Santiago Abascal Conde nació en Bilbao el 14 de abril de 1976, pero su vinculación familiar es con el pueblo alavés de Amurrio. Allí nació su padre, el fallecido Santiago Abascal Escuza, presidente del PP en el valle alavés de Ayala durante 35 años. De Amurrio fue también alcalde (y jefe local del Movimiento, durante la dictadura) su abuelo, Manuel Abascal Pardo. La madre de Santiago, María Isabel Conde, nació en Coruña pero vivió toda su vida en el País Vasco. Santiago es el mayor de tres hermanos, él y dos chicas.

Abascal sabe bien lo que es el valor. Su familia fue amenazada y agredida por ETA durante muchos años.
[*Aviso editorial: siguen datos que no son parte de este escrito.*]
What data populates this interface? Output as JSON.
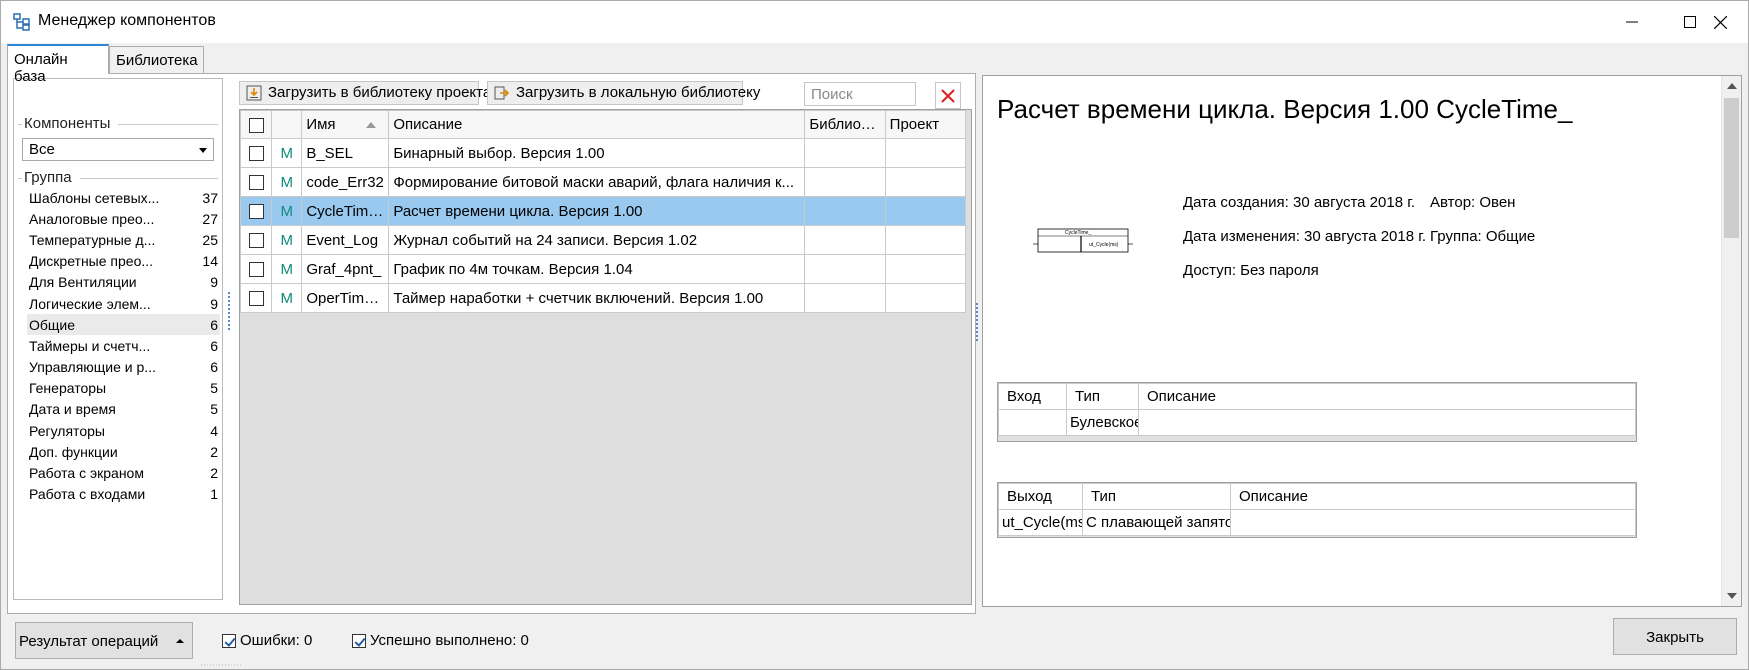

La mafia vasca intentó matar a su padre varias veces. También él estuvo amenazado e iba por la calle con escolta. La tienda de ropa de la que vivían los Abascal, en Amurrio (“Moda Abascal”), fue atacada en numerosas ocasiones, y ardió completamente en 1999. Por esta razón, Santiago va armado; lleva una Smith & Wesson que, como él mismo dice, le servía “al principio, para proteger a mi padre; ahora, para proteger a mis hijos”.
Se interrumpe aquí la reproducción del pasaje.